Fundamentals of Brain Network Analysis is a comprehensive and accessible introduction to methods for unraveling the extraordinary complexity of neuronal connectivity. From the perspective of graph theory and network science, this book introduces, motivates and explains techniques for modeling brain networks as graphs of nodes connected by edges, and covers a diverse array of measures for quantifying their topological and spatial organization. It builds intuition for key concepts and methods by illustrating how they can be practically applied in diverse areas of neuroscience, ranging from the analysis of synaptic networks in the nematode worm to the characterization of large-scale human brain networks constructed with magnetic resonance imaging. This text is ideally suited to neuroscientists wanting to develop expertise in the rapidly developing field of neural connectomics, and to physical and computational scientists wanting to understand how these quantitative methods can be used to understand brain organization. Winner of the 2017 PROSE Award in Biomedicine & Neuroscience and the 2017 British Medical Association (BMA) Award in Neurology Extensively illustrated throughout by graphical representations of key mathematical concepts and their practical applications to analyses of nervous systems Comprehensively covers graph theoretical analyses of structural and functional brain networks, from microscopic to macroscopic scales, using examples based on a wide variety of experimental methods in neuroscience Designed to inform and empower scientists at all levels of experience, and from any specialist background, wanting to use modern methods of network science to understand the organization of the brain
This is a very nice book that covers all the way from general concepts to the detailed technical issues that you have to address. Definitely recommend if you want to get into network neuroscience.

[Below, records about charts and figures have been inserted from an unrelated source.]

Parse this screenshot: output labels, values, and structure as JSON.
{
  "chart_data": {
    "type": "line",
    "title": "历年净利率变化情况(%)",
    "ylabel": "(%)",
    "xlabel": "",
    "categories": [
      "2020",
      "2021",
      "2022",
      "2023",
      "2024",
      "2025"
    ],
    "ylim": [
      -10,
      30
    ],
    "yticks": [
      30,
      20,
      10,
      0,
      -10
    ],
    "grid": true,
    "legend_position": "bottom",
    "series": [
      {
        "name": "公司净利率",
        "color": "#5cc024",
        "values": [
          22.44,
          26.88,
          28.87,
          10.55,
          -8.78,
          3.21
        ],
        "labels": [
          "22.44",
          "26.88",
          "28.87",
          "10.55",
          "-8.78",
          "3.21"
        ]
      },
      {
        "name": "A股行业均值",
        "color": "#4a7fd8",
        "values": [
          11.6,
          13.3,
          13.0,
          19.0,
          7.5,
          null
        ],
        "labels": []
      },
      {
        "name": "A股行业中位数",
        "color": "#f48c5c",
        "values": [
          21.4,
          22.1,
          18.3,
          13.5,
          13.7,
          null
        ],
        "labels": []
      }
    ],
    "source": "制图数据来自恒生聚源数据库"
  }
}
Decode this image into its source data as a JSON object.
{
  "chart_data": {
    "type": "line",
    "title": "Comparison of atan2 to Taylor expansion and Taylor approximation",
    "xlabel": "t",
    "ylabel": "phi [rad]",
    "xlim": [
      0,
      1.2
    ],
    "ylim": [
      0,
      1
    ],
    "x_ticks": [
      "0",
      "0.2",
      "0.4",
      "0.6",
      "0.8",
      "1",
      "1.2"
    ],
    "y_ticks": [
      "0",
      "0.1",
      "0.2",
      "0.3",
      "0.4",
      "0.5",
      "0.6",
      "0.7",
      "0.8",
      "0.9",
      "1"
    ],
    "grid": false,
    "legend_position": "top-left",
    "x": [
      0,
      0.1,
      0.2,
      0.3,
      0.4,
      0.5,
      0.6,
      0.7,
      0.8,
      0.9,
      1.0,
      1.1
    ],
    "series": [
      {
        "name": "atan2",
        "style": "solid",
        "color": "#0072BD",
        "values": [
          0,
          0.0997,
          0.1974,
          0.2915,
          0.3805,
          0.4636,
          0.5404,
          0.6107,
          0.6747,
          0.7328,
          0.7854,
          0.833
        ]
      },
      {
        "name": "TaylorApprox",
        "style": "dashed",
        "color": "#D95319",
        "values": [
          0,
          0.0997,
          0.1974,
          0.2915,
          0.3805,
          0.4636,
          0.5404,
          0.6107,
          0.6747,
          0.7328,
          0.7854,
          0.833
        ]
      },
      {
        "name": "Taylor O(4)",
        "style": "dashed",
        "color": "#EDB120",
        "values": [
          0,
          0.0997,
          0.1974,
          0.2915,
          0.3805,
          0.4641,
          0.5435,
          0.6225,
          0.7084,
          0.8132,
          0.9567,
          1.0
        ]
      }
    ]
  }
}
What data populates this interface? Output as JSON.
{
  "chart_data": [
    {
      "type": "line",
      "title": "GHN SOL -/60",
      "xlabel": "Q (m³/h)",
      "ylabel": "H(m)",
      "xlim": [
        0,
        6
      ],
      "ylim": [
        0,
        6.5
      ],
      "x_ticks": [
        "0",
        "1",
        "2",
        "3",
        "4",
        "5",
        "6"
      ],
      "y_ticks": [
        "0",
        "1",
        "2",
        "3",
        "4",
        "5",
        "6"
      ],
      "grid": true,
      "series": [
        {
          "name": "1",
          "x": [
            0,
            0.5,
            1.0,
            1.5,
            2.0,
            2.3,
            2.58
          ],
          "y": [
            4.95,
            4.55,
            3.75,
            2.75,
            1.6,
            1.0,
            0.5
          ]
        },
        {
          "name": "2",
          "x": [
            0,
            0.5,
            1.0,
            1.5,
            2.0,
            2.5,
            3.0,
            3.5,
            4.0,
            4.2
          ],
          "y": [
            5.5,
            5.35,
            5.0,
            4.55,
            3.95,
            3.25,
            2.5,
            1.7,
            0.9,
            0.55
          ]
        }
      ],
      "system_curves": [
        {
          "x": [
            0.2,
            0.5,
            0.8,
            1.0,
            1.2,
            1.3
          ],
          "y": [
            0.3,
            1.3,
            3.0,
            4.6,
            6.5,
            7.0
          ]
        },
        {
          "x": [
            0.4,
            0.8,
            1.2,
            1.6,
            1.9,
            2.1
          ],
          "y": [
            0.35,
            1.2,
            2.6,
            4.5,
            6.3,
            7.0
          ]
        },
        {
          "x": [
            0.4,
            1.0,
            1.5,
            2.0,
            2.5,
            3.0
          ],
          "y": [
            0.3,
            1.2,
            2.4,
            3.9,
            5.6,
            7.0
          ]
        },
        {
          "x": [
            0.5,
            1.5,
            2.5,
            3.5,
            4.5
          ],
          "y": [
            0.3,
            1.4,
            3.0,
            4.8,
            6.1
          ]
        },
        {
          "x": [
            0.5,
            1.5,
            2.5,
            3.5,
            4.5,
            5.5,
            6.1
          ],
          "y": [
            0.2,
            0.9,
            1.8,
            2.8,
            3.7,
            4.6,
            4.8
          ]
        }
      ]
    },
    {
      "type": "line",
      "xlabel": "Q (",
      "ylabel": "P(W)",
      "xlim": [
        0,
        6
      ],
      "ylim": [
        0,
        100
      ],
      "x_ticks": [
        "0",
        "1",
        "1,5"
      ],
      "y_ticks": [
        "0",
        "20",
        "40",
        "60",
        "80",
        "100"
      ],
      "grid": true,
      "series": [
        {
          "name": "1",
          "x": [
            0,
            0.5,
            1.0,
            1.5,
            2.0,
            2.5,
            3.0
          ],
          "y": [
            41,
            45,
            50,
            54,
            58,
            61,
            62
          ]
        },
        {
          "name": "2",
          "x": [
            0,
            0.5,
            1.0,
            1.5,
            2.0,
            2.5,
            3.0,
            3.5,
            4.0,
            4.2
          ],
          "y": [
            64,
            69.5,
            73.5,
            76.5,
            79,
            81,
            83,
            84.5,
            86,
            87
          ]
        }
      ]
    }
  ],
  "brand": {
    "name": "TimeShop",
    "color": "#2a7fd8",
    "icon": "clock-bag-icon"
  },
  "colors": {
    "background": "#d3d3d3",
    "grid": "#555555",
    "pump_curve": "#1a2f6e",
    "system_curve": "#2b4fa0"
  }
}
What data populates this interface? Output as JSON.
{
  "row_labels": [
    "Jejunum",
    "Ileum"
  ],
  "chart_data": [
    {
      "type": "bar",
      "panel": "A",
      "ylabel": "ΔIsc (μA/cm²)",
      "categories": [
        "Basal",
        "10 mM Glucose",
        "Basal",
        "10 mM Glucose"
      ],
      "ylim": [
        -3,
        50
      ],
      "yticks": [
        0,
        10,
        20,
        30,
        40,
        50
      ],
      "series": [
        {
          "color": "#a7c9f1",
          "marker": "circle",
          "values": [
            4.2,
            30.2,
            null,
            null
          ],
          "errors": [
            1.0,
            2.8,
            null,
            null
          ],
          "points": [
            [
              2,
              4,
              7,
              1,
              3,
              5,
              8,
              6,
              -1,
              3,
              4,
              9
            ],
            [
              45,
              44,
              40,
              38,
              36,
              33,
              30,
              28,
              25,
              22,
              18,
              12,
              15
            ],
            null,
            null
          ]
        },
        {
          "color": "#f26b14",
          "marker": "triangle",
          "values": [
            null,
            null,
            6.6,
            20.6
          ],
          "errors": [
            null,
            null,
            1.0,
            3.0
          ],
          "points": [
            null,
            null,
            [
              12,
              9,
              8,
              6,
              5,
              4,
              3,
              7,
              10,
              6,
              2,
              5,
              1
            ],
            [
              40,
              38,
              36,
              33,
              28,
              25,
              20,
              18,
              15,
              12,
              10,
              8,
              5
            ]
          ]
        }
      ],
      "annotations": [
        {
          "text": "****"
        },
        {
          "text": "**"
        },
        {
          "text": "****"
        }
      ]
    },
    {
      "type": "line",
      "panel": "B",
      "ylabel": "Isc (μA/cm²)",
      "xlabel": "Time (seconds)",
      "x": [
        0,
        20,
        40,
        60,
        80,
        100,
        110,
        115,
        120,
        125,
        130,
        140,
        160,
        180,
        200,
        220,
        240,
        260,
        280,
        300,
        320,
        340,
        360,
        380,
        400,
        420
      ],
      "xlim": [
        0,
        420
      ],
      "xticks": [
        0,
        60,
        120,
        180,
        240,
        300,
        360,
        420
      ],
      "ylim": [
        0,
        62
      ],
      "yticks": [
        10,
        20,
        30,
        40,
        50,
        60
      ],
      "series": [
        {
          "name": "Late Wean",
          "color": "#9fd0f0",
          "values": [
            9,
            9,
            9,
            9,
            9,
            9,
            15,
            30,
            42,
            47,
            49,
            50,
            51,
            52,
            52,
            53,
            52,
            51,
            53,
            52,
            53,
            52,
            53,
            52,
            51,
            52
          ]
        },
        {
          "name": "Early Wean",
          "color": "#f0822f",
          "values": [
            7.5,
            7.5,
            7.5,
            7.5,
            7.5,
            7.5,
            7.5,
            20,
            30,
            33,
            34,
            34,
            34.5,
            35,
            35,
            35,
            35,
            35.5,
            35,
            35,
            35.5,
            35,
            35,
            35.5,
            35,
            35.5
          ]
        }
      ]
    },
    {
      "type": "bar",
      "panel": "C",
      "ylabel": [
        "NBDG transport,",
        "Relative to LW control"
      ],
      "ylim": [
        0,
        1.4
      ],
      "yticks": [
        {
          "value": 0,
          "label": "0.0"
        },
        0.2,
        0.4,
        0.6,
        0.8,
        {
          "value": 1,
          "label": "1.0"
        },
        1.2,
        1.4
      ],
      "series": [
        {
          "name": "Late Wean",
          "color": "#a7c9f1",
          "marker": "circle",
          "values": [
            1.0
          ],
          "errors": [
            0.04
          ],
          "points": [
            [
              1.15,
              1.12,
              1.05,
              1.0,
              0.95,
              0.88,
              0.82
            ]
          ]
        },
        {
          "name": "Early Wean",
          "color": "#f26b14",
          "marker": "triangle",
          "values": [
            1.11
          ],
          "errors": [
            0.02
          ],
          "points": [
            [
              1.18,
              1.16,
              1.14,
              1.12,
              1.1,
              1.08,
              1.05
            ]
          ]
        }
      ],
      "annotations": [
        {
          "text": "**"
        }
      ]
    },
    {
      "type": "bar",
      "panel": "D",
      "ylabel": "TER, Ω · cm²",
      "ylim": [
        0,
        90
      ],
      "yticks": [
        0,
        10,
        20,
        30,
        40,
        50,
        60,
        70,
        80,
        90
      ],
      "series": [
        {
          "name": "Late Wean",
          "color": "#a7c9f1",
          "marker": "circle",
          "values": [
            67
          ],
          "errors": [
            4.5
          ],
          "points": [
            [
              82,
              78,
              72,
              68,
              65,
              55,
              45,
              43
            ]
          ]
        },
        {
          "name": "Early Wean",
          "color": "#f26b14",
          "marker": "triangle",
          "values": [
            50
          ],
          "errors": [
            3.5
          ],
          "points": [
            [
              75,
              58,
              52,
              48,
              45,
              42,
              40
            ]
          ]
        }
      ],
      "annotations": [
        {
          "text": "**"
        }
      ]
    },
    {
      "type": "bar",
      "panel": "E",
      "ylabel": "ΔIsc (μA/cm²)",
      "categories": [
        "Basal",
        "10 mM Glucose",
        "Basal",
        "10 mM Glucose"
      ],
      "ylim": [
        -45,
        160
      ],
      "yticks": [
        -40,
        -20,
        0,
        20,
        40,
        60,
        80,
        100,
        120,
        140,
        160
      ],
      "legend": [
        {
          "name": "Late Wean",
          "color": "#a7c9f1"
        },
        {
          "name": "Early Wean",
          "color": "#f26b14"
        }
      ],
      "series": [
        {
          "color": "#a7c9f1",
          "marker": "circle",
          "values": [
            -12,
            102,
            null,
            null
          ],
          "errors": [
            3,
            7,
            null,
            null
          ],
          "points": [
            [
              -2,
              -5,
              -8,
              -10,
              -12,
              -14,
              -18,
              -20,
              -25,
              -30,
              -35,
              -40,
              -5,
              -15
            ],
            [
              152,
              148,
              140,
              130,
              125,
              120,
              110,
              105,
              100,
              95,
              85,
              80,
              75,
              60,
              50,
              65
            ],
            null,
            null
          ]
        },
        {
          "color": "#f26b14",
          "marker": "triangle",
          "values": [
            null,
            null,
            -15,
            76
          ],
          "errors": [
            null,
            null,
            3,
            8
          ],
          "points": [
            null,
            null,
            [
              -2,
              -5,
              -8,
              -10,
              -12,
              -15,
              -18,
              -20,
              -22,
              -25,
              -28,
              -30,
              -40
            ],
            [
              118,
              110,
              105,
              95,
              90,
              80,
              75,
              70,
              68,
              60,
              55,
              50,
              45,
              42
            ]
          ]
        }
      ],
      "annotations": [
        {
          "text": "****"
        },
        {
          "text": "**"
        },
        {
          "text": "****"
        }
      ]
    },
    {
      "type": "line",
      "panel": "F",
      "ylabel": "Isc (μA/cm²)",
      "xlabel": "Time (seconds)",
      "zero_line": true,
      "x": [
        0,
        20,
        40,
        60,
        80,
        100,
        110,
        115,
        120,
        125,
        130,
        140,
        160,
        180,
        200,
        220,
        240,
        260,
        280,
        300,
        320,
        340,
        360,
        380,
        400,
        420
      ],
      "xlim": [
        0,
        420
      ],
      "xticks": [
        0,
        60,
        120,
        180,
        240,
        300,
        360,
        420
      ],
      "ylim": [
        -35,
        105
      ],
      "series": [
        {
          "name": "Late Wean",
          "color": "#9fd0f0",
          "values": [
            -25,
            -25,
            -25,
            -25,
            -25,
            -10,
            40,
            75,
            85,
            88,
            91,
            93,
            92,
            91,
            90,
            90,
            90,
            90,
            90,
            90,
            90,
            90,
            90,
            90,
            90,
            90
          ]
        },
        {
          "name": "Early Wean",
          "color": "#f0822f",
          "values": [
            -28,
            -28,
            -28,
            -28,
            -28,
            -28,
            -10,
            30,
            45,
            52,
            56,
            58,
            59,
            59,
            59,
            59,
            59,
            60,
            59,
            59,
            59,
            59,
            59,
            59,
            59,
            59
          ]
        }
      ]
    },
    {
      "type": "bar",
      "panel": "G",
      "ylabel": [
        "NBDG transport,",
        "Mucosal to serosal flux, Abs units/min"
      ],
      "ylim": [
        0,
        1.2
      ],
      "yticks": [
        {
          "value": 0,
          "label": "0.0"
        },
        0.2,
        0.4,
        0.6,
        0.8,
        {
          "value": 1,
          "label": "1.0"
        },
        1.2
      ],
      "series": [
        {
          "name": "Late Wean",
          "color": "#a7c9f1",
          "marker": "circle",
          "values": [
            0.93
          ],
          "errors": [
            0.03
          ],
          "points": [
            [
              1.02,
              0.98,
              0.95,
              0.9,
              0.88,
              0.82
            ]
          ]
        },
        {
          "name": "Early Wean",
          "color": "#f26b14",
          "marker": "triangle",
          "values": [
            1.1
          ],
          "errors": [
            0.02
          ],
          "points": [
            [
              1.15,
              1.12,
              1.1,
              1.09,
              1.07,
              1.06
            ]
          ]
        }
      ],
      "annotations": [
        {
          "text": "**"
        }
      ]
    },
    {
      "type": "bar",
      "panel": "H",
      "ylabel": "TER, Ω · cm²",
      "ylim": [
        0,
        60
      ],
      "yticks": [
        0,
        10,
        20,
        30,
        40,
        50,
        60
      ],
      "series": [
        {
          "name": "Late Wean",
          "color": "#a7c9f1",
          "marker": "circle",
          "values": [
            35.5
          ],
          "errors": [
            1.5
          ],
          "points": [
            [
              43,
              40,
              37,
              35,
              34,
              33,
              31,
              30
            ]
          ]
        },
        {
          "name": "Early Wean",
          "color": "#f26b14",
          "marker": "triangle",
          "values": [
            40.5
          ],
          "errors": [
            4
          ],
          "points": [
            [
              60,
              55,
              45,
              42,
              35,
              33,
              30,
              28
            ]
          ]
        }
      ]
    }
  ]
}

This is a well-written book about network theory applied to brain data. Overall, I liked the way the concepts were described and the examples provided. However, I would say that the structure of the book is questionable (though I recognize that any structure could probably look bad, given how intermingled the subject is). Furthermore, both chapter 2 (about node and connection definition) and chapter 11 (statistical methods in network inference) make it clear that the whole literature about the subject is at best very questionable, which makes most of the examples presented throughout the book very questionable as well. The authors are careful with their words, but sometimes it sounds that it is just way too much speculation. Taking this into account, I would say that is missing a discussion about the importance of constructing ground truth models to validate all these methods. I think the book also misses one last chapter summing up the state of the art and the authors' opinion about the future of the field.
After reading this book, I am once again very concerned about brain connectomics: it seems very likely that many people may be applying all kinds of different measures to their data until something "statistically significant" comes up by chance. Unfortunately, most research groups deal with small datasets, which imply that they cannot divide their data into training and testing datasets... Are therefore reported hypothesis being thought at the beginning of the studies or invented after "results" have been found?... Nevertheless, the book is interesting and provides a good summary of the tools for brain network analysis.
Solid text that provides a strong background for structural and functional network analysis without overwhelming the learner with computational formulae. Earlier chapters are beginner friendly for those who have a background in linear algebra and more complicated topics are presented in later chapters in an easy-to-follow way.
Overrated. This is basically, a graph theory book, with some standard "heuristics"/"metrics", which tend to vary, depending on the application area; some are in common with social networks. A graph theory book, would be more useful.